Notifixous is back!
… Ouf… I need to breath a little bit… As you might have probably noticed, Notifixious is now back and running. There are still a few hic-cups to be expected since you can’t really restart a massive feed parsing application in a few clicks, but we’re getting to it.
These last 2 days have probably been the toughest since I started Notifixious and I’d never though I would come so close to just stop everything. So, what happens?
That’s actually pretty simple : the “host” on which one of our EC2 instances broke. It’s a hardware failure as it probably happens very often for most of web startups. The difference is that I expected -but shouldn’t have, obviously- that Amazon’s infrastructure was fault-tolerent.
And the instance that broke was actually hosting our database.
This shouldn’t have been a huge problem, since we had a daily/hourly backup of everything. Unfortunately, we did what almost everybody does : we used an external script and we never really checked thouroughly that the backup were actually usable. This was our biggest mistake and the backup we had was not usable.

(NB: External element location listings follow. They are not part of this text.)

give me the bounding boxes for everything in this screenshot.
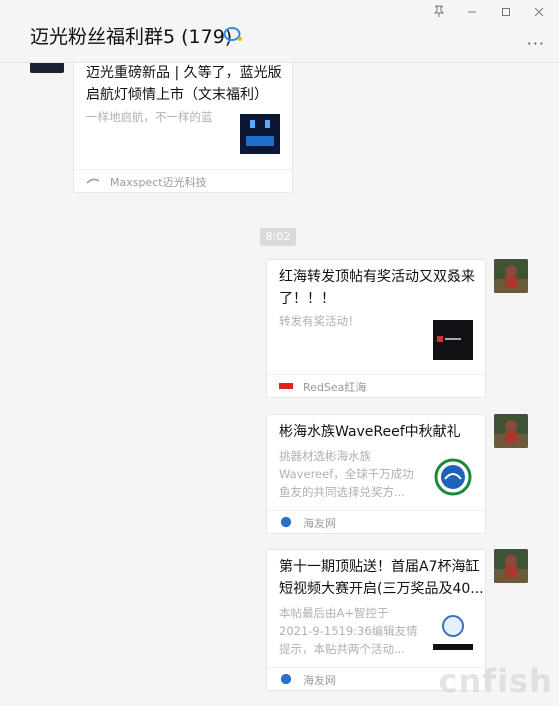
card-description: 鱼友的共同选择兑奖方... [279,485,405,499]
card-source: RedSea红海 [267,374,485,397]
timestamp: 8:02 [260,228,296,246]
my-avatar[interactable] [494,414,528,448]
chat-bubble-icon[interactable] [223,26,243,44]
card-title-line: 第十一期顶贴送！首届A7杯海缸 [279,559,480,575]
card-title-line: 启航灯倾情上市（文末福利） [86,87,268,103]
chat-area[interactable]: 迈光重磅新品 | 久等了，蓝光版 启航灯倾情上市（文末福利） 一样地启航，不一样… [0,63,559,706]
card-description: Wavereef，全球千万成功 [279,467,414,481]
card-source-name: 海友网 [303,674,336,687]
card-thumbnail [433,320,473,360]
card-description: 提示，本贴共两个活动... [279,642,405,656]
card-title-line: 了！！！ [279,291,335,307]
card-source: Maxspect迈光科技 [74,169,292,192]
close-icon[interactable] [530,4,548,22]
card-title-line: 短视频大赛开启(三万奖品及40... [279,581,484,597]
more-options-button[interactable]: ··· [527,34,545,53]
card-title-line: 彬海水族WaveReef中秋献礼 [279,424,461,440]
maxspect-logo-icon [86,178,100,184]
card-title-line: 红海转发顶帖有奖活动又双叒来 [279,269,475,285]
title-bar: 迈光粉丝福利群5 (179) ··· [0,0,559,63]
link-card[interactable]: 红海转发顶帖有奖活动又双叒来 了！！！ 转发有奖活动！ RedSea红海 [266,259,486,398]
chat-title: 迈光粉丝福利群5 (179) [30,26,233,48]
my-avatar[interactable] [494,259,528,293]
haiyouwang-logo-icon [280,673,292,685]
maximize-icon[interactable] [497,4,515,22]
card-source-name: 海友网 [303,517,336,530]
card-thumbnail [240,114,280,154]
card-description: 挑器材选彬海水族 [279,449,371,463]
card-source-name: Maxspect迈光科技 [110,176,207,189]
haiyouwang-logo-icon [280,516,292,528]
pin-icon[interactable] [430,4,448,22]
minimize-icon[interactable] [463,4,481,22]
card-title-line: 迈光重磅新品 | 久等了，蓝光版 [86,65,282,81]
card-description: 2021-9-1519:36编辑友情 [279,624,418,638]
card-description: 本帖最后由A+智控于 [279,606,389,620]
card-source: 海友网 [267,510,485,533]
card-description: 转发有奖活动！ [279,314,360,328]
link-card[interactable]: 彬海水族WaveReef中秋献礼 挑器材选彬海水族 Wavereef，全球千万成… [266,414,486,534]
sender-avatar[interactable] [30,63,64,73]
link-card[interactable]: 迈光重磅新品 | 久等了，蓝光版 启航灯倾情上市（文末福利） 一样地启航，不一样… [73,63,293,193]
card-thumbnail [433,457,473,497]
my-avatar[interactable] [494,549,528,583]
redsea-logo-icon [279,383,293,389]
card-source-name: RedSea红海 [303,381,367,394]
card-description: 一样地启航，不一样的蓝 [86,110,213,124]
card-thumbnail [433,610,473,650]
watermark: cnfish [438,662,553,700]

The failure happened on a Sunday morning at 7AM : probably the worst time of the week for failures to happen.
After a few hours of panick, we’ve been “advised” by the AWS teams to subscribe to their Premium Support and yes, they could help us get our data back. (I feel kind of surprised to see the messages that went from “no chance to recover anything” before I subscribed to the premium support to “allright, your data is safe” just 2 minutes after I paid).

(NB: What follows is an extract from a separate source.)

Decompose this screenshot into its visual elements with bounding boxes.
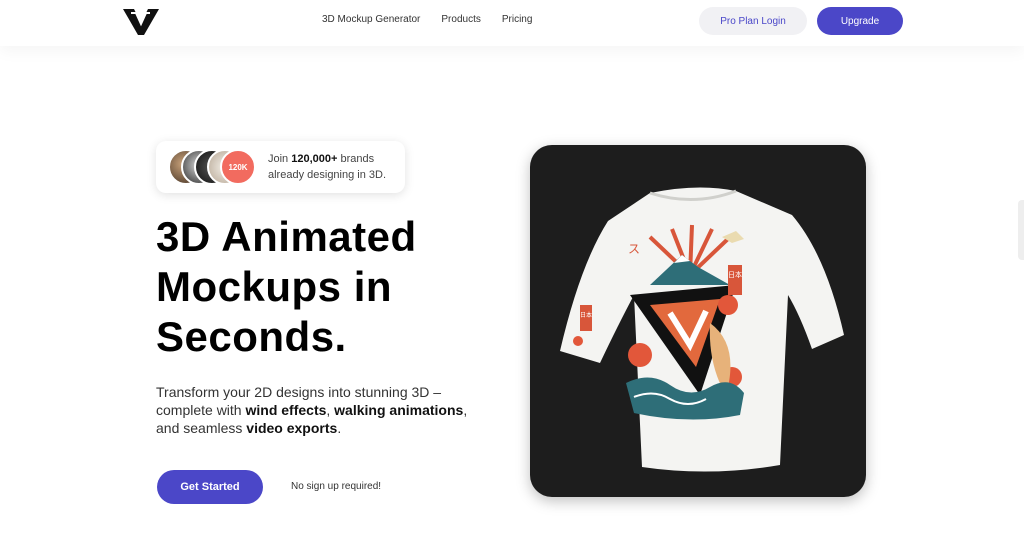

We had then a lot of trouble to retore everything to make sure we were doing the right things in the right order.
What have we learned :
- Do your backups yourself (write the scripts) and test them. Write a recovery plan (and test it as well)
- Replicate the Database. We assumed that our traffic was too small and that we could/should do it later. That is not true, it’s never too early to do it
- Simplify the architecture by removing all that is not necessary from the “core” of it. It will then be easier to stop/start your application if you don’t have to handle half a dozen of related services : this will require some additional devs, but we’re on it.
As a conclusion the last lesson I learnt is that being alone is not sustainable!